Today, as part of my job and not for fun, I had to visit an old peoples home. One of those ones with tiny one bedroom flats and a warden. It wasn't one I'd visited before but when I got there I realised basically they are all the same.
They all have:
- A buzzer for the warden who is never on duty.
- A policy of not letting anyone in the building unless supervised by the warden who is ..............
- A system for numbering the apartments which makes no sense to anyone under 65.
- A trick door that leads you outside before you want to leave.
- An alarm system consisting of red strings and buttons which you can only push/pull in an extreme emergency as this contacts the warden who is..............
- Someone cooking cabbage, this must be part of the lease. When you sign up you are put on the cabbage boiling rota. Failure to comply will mean no fish supper in the common room and confiscation of your bingo crayon.
But this one was different from all the others I've ever seen. Different in a big way! Different because this one had a lime green carpet. A lime green carpet and burgundy coloured banisters! Why? Because they are old so it doesn't matter? Because Peter Stringfellow returned it for a softer shag so they had some spare? Because the decorator was colourblind and he thought it was blue and beige?

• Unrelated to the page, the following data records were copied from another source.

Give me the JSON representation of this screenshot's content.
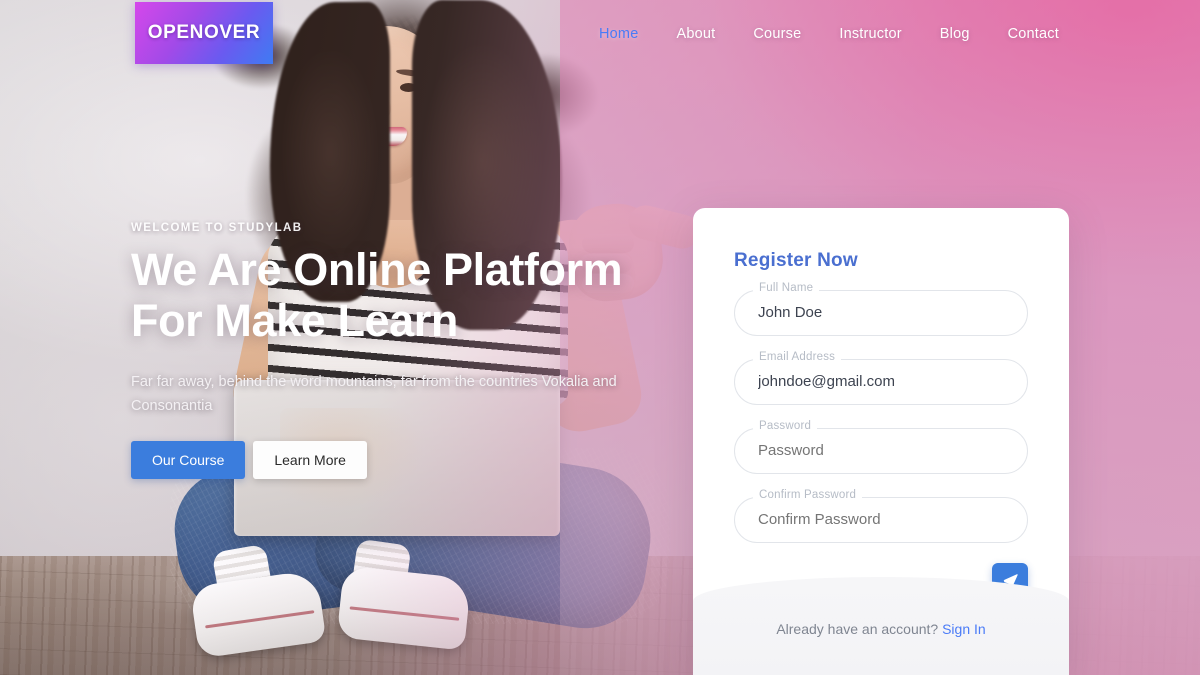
{
  "brand": {
    "name": "OPENOVER",
    "gradient_from": "#d548ea",
    "gradient_to": "#3f7bf2"
  },
  "nav": {
    "items": [
      {
        "label": "Home",
        "active": true
      },
      {
        "label": "About",
        "active": false
      },
      {
        "label": "Course",
        "active": false
      },
      {
        "label": "Instructor",
        "active": false
      },
      {
        "label": "Blog",
        "active": false
      },
      {
        "label": "Contact",
        "active": false
      }
    ],
    "active_color": "#4a7bf7",
    "inactive_color": "#ffffff"
  },
  "hero": {
    "eyebrow": "WELCOME TO STUDYLAB",
    "title_line1": "We Are Online Platform",
    "title_line2": "For Make Learn",
    "paragraph": "Far far away, behind the word mountains, far from the countries Vokalia and Consonantia",
    "primary_button": "Our Course",
    "secondary_button": "Learn More",
    "primary_button_color": "#3b7ddd"
  },
  "register": {
    "heading": "Register Now",
    "heading_color": "#4a6fd0",
    "fields": [
      {
        "label": "Full Name",
        "value": "John Doe",
        "placeholder": "Full Name",
        "filled": true
      },
      {
        "label": "Email Address",
        "value": "johndoe@gmail.com",
        "placeholder": "Email Address",
        "filled": true
      },
      {
        "label": "Password",
        "value": "",
        "placeholder": "Password",
        "filled": false
      },
      {
        "label": "Confirm Password",
        "value": "",
        "placeholder": "Confirm Password",
        "filled": false
      }
    ],
    "submit_icon": "send-paper-plane-icon",
    "submit_color": "#3b7ddd",
    "footer_text": "Already have an account?",
    "footer_link": "Sign In",
    "footer_link_color": "#4a7bf7"
  },
  "background": {
    "scene": "woman-sitting-with-laptop-photo",
    "overlay_accent": "#e95696"
  }
}
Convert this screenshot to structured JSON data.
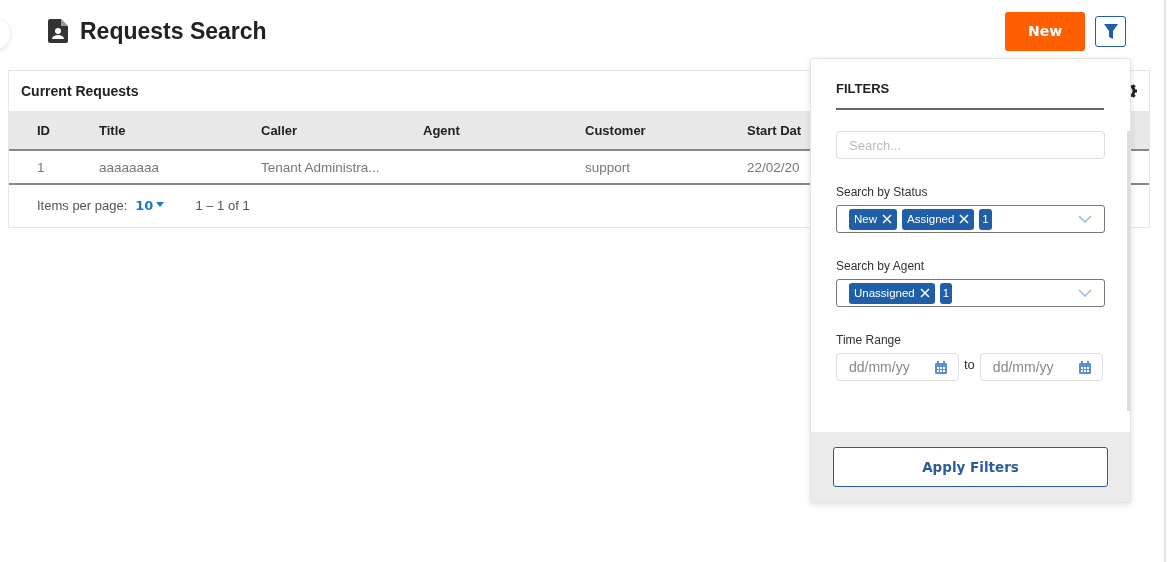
{
  "header": {
    "title": "Requests Search",
    "new_button": "New"
  },
  "card": {
    "title": "Current Requests",
    "columns": [
      "ID",
      "Title",
      "Caller",
      "Agent",
      "Customer",
      "Start Dat"
    ],
    "rows": [
      [
        "1",
        "aaaaaaaa",
        "Tenant Administra...",
        "",
        "support",
        "22/02/20"
      ]
    ],
    "paginator": {
      "label": "Items per page:",
      "page_size": "10",
      "range": "1 – 1 of 1"
    }
  },
  "filters": {
    "title": "FILTERS",
    "search": {
      "placeholder": "Search..."
    },
    "selects": [
      {
        "label": "Search by Status",
        "chips": [
          "New",
          "Assigned"
        ],
        "more": "1"
      },
      {
        "label": "Search by Agent",
        "chips": [
          "Unassigned"
        ],
        "more": "1"
      }
    ],
    "time_range": {
      "label": "Time Range",
      "from": {
        "placeholder": "dd/mm/yy"
      },
      "separator": "to",
      "to": {
        "placeholder": "dd/mm/yy"
      }
    },
    "apply": "Apply Filters"
  }
}
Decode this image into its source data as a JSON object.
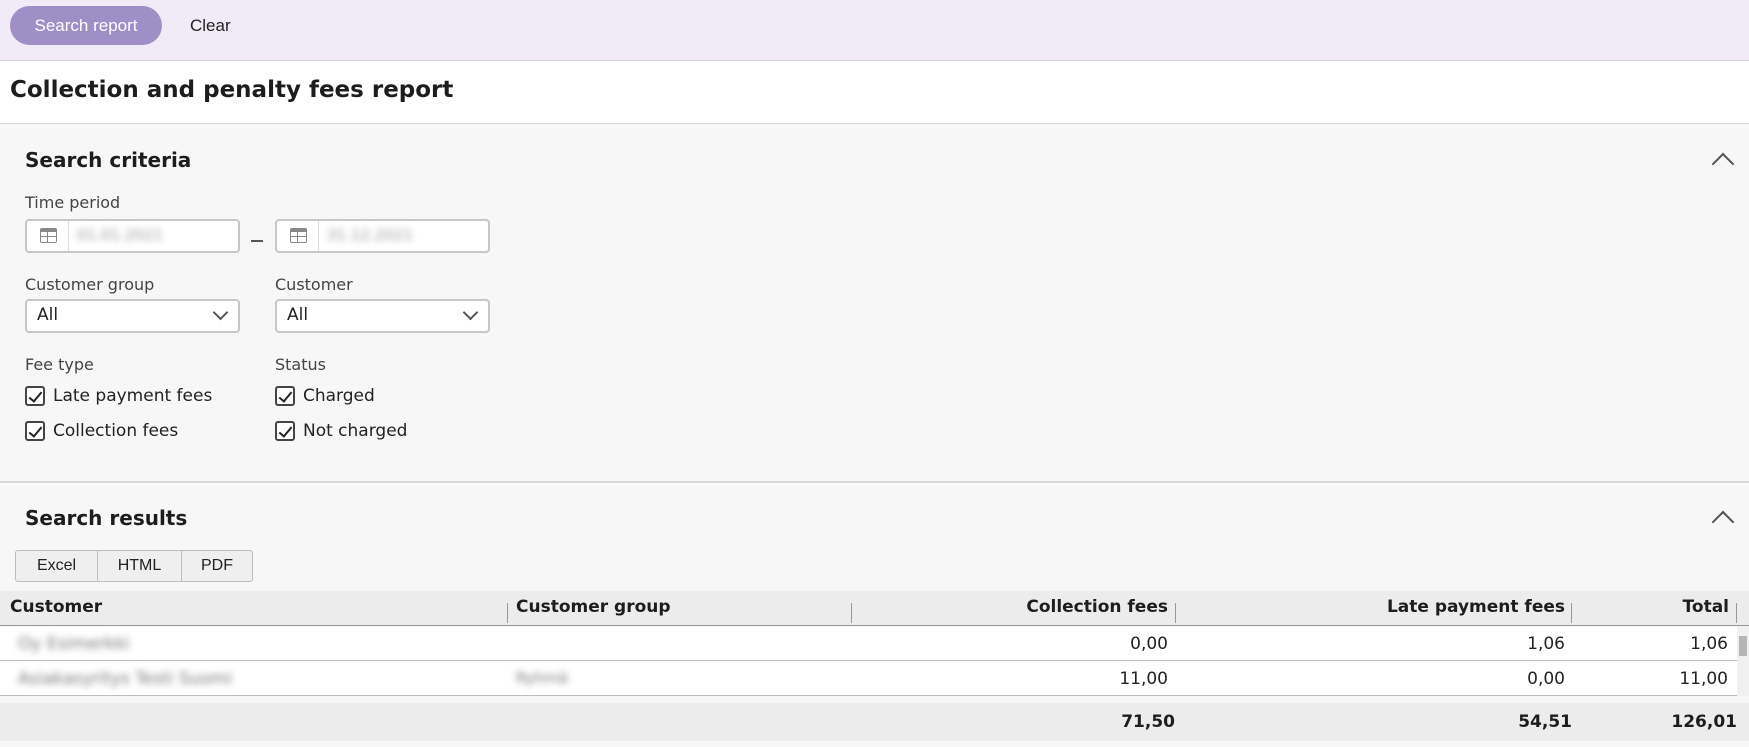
{
  "toolbar": {
    "search_label": "Search report",
    "clear_label": "Clear"
  },
  "page": {
    "title": "Collection and penalty fees report"
  },
  "criteria": {
    "title": "Search criteria",
    "time_period_label": "Time period",
    "date_from": "01.01.2021",
    "date_to": "31.12.2021",
    "customer_group_label": "Customer group",
    "customer_group_value": "All",
    "customer_label": "Customer",
    "customer_value": "All",
    "fee_type_label": "Fee type",
    "fee_types": [
      {
        "label": "Late payment fees",
        "checked": true
      },
      {
        "label": "Collection fees",
        "checked": true
      }
    ],
    "status_label": "Status",
    "statuses": [
      {
        "label": "Charged",
        "checked": true
      },
      {
        "label": "Not charged",
        "checked": true
      }
    ]
  },
  "results": {
    "title": "Search results",
    "export_buttons": [
      "Excel",
      "HTML",
      "PDF"
    ],
    "columns": [
      "Customer",
      "Customer group",
      "Collection fees",
      "Late payment fees",
      "Total"
    ],
    "rows": [
      {
        "customer": "Oy Esimerkki",
        "customer_group": "",
        "collection_fees": "0,00",
        "late_payment_fees": "1,06",
        "total": "1,06"
      },
      {
        "customer": "Asiakasyritys Testi Suomi",
        "customer_group": "Ryhmä",
        "collection_fees": "11,00",
        "late_payment_fees": "0,00",
        "total": "11,00"
      }
    ],
    "totals": {
      "collection_fees": "71,50",
      "late_payment_fees": "54,51",
      "total": "126,01"
    }
  }
}
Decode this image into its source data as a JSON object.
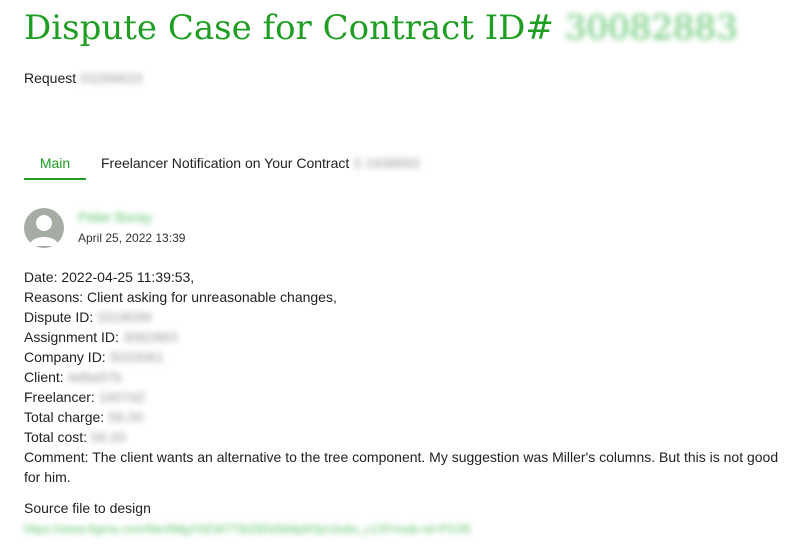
{
  "header": {
    "title": "Dispute Case for Contract ID#",
    "title_id": "30082883",
    "request_label": "Request",
    "request_id": "03266633"
  },
  "tabs": [
    {
      "label": "Main",
      "active": true
    },
    {
      "label": "Freelancer Notification on Your Contract",
      "suffix": "3 1938893"
    }
  ],
  "post": {
    "author": "Peter Boray",
    "timestamp": "April 25, 2022 13:39"
  },
  "details": {
    "date": "Date: 2022-04-25 11:39:53,",
    "reasons": "Reasons: Client asking for unreasonable changes,",
    "dispute_id_label": "Dispute ID:",
    "dispute_id_value": "3318099",
    "assignment_id_label": "Assignment ID:",
    "assignment_id_value": "3082883",
    "company_id_label": "Company ID:",
    "company_id_value": "5033061",
    "client_label": "Client:",
    "client_value": "4d6a97b",
    "freelancer_label": "Freelancer:",
    "freelancer_value": "1607d2",
    "total_charge_label": "Total charge:",
    "total_charge_value": "56.00",
    "total_cost_label": "Total cost:",
    "total_cost_value": "56.00",
    "comment": "Comment: The client wants an alternative to the tree component. My suggestion was Miller's columns. But this is not good for him."
  },
  "source": {
    "label": "Source file to design",
    "link": "https://www.figma.com/file/4MgXSEW7T8iZ8Dd3b6pK0jcUlubs_c1XFnode-id=PG35"
  },
  "colors": {
    "accent": "#1e9e22",
    "blurred_link": "#5cc46a",
    "avatar": "#a4aca4"
  }
}
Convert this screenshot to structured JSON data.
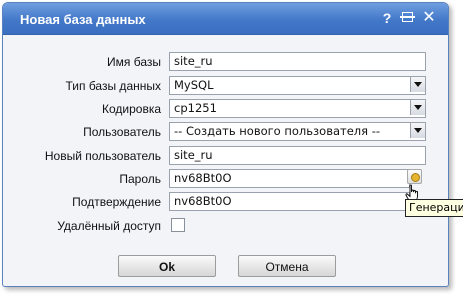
{
  "window": {
    "title": "Новая база данных",
    "controls": {
      "help_icon": "?",
      "close_icon": "✕"
    }
  },
  "form": {
    "db_name": {
      "label": "Имя базы",
      "value": "site_ru"
    },
    "db_type": {
      "label": "Тип базы данных",
      "value": "MySQL"
    },
    "encoding": {
      "label": "Кодировка",
      "value": "cp1251"
    },
    "user": {
      "label": "Пользователь",
      "value": "-- Создать нового пользователя --"
    },
    "new_user": {
      "label": "Новый пользователь",
      "value": "site_ru"
    },
    "password": {
      "label": "Пароль",
      "value": "nv68Bt0O"
    },
    "confirm": {
      "label": "Подтверждение",
      "value": "nv68Bt0O"
    },
    "remote_access": {
      "label": "Удалённый доступ",
      "checked": false
    }
  },
  "tooltip": {
    "text": "Генерация"
  },
  "buttons": {
    "ok": "Ok",
    "cancel": "Отмена"
  },
  "icons": {
    "help": "help-icon",
    "maximize": "maximize-icon",
    "close": "close-icon",
    "generate": "key-icon",
    "cursor": "hand-cursor-icon",
    "select_arrow": "chevron-down-icon"
  },
  "colors": {
    "titlebar": "#4378c9",
    "dialog_background": "#f2f4f8",
    "border": "#5b82bd",
    "tooltip_background": "#ffffe1"
  }
}
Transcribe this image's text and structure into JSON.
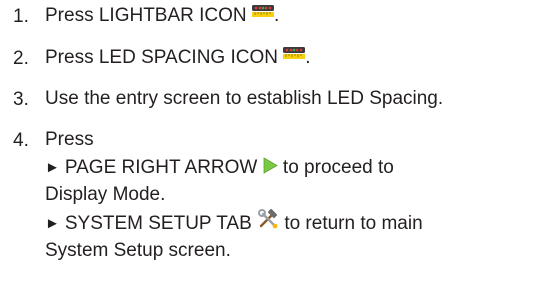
{
  "steps": [
    {
      "number": "1.",
      "text_before": "Press LIGHTBAR ICON",
      "icon": "lightbar-icon",
      "text_after": "."
    },
    {
      "number": "2.",
      "text_before": "Press LED SPACING ICON",
      "icon": "led-spacing-icon",
      "text_after": "."
    },
    {
      "number": "3.",
      "text": "Use the entry screen to establish LED Spacing."
    },
    {
      "number": "4.",
      "text": "Press",
      "options": [
        {
          "bullet": "►",
          "text_before": "PAGE RIGHT ARROW",
          "icon": "page-right-arrow-icon",
          "text_after": "to proceed to",
          "continuation": "Display Mode."
        },
        {
          "bullet": "►",
          "text_before": "SYSTEM SETUP TAB",
          "icon": "system-setup-tools-icon",
          "text_after": "to return to main",
          "continuation": "System Setup screen."
        }
      ]
    }
  ],
  "colors": {
    "text": "#231f20",
    "arrow": "#7ac943",
    "lightbar_top": "#3b3b3b",
    "lightbar_bottom": "#f6d10e"
  }
}
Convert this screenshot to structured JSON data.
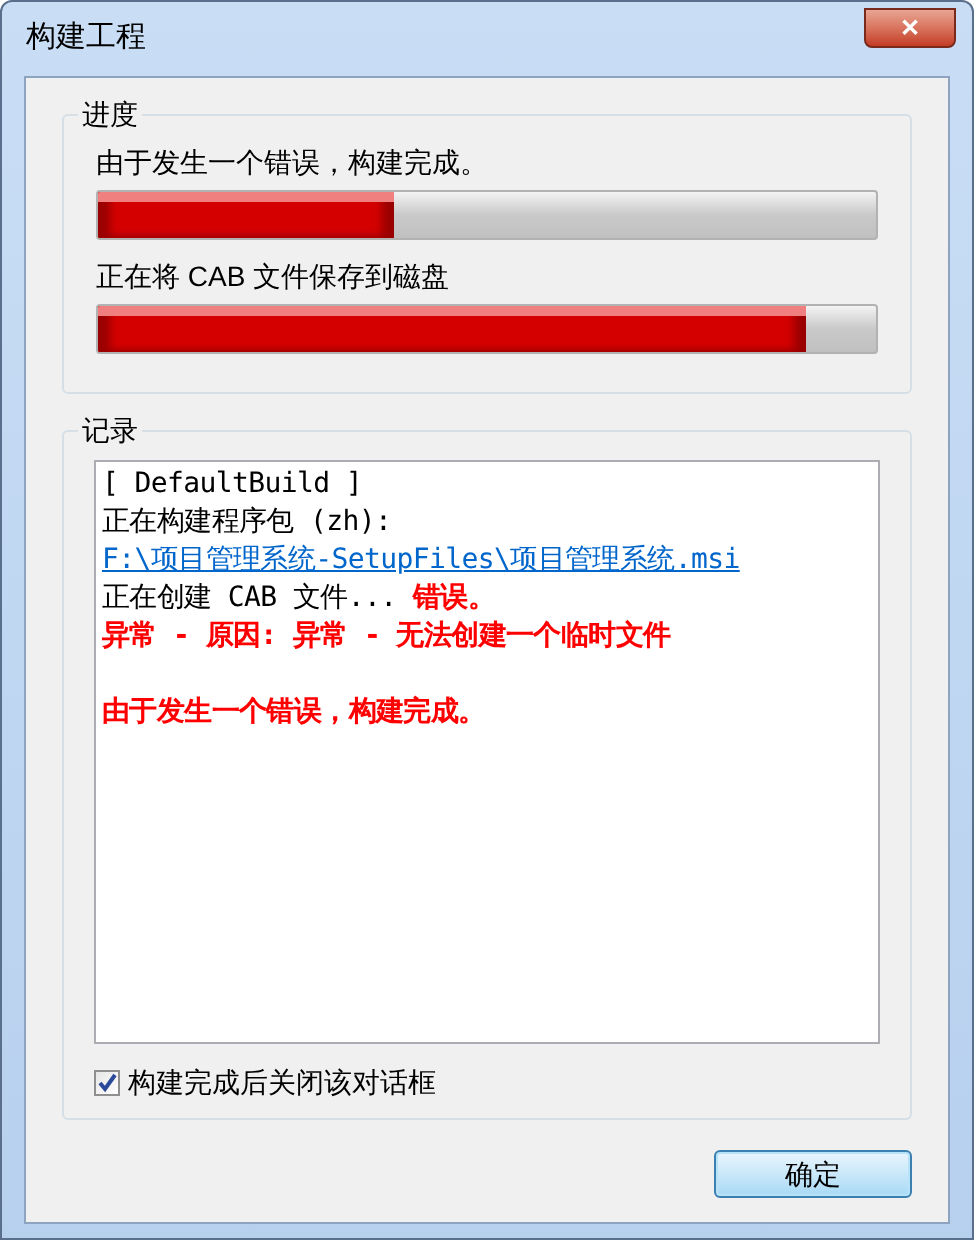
{
  "window": {
    "title": "构建工程",
    "close": "✕"
  },
  "progress": {
    "title": "进度",
    "items": [
      {
        "label": "由于发生一个错误，构建完成。",
        "level": 0.38
      },
      {
        "label": "正在将 CAB 文件保存到磁盘",
        "level": 0.91
      }
    ]
  },
  "log": {
    "title": "记录",
    "blocks": [
      {
        "lines": [
          {
            "segments": [
              {
                "kind": "plain",
                "text": "[ DefaultBuild ]"
              }
            ]
          },
          {
            "segments": [
              {
                "kind": "plain",
                "text": "正在构建程序包 (zh): "
              },
              {
                "kind": "link",
                "text": "F:\\项目管理系统-SetupFiles\\项目管理系统.msi"
              }
            ]
          },
          {
            "segments": [
              {
                "kind": "plain",
                "text": "正在创建 CAB 文件... "
              },
              {
                "kind": "error",
                "text": "错误。"
              }
            ]
          },
          {
            "segments": [
              {
                "kind": "error",
                "text": "异常 - 原因: 异常 - 无法创建一个临时文件"
              }
            ]
          }
        ]
      },
      {
        "lines": [
          {
            "segments": [
              {
                "kind": "error",
                "text": "由于发生一个错误，构建完成。"
              }
            ]
          }
        ]
      }
    ]
  },
  "close_when_done": {
    "label": "构建完成后关闭该对话框",
    "checked": true
  },
  "ok_button": "确定"
}
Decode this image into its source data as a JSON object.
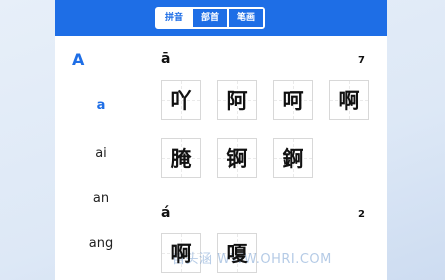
{
  "tabs": [
    "拼音",
    "部首",
    "笔画"
  ],
  "sidebar": {
    "letter": "A",
    "items": [
      "a",
      "ai",
      "an",
      "ang"
    ]
  },
  "sections": [
    {
      "title": "ā",
      "count": "7",
      "chars": [
        "吖",
        "阿",
        "呵",
        "啊",
        "腌",
        "锕",
        "錒"
      ]
    },
    {
      "title": "á",
      "count": "2",
      "chars": [
        "啊",
        "嗄"
      ]
    }
  ],
  "watermark": "自头涵 WWW.OHRI.COM",
  "colors": {
    "accent": "#1e6ee6"
  }
}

Whatever the reason when you are old never, ever buy lime green carpets and paint your walls burgundy it really doesn't go!!
8 comments:
Hhhhhhmmmm....
Sounds like my house, except it's dark green carpet and yellow walls. I guess the owner knew an aussie was going to move in and wanted to me feel at home with the aussie colours or he got the cheapest stuff he could find!
cant wait to get old and go shopping in me nightie that is tucked in me knickers and wellies on me feet!
Maybe keeps the residents awake and alert?
Or the lime green may hide any staining from 'accidents'
Lol, lol, LOL! Laughed till tears were pouring down my face...how do you think of these things? Me, I just see an old folks home and smell the cabbage and fish, I don't go off thinking about all these other facets.
Ah so that's the reason you're not coming to the christmas bash you've heard about my decor!
pxx
at least you were not criticising my scarlet carpets and apple green bannisters
Poor old Dears. Preserve me from ever having to endure such a fate. It will be pitching over a cliff for me before I ever get to the boiled cabbage and lime green carpet stage. Maybe the green is the after effects of the cabbage boiling. Farmed up near Sellafield or something.
Vi; Not sure how a country so colour-blind can be so good at sport, especially the ones we invented! Pah!
HI; Don't get me started on that one, all the young people are going to pay big time when I'm old!
K; Dind't see anyone alert so it must be stains!
DJ; Fish smells come from next door and they aren't old but we know why don't we? Might have to expand in the next post!
P; Sussed out!!
L in R; I pressumed you lived in a big red house?
QV; You don't have a choice. There comes a time in your life when you lose all sense of style and fashion and gravitate to these places. Now where the hell did I put my mustard cords and flip flops?!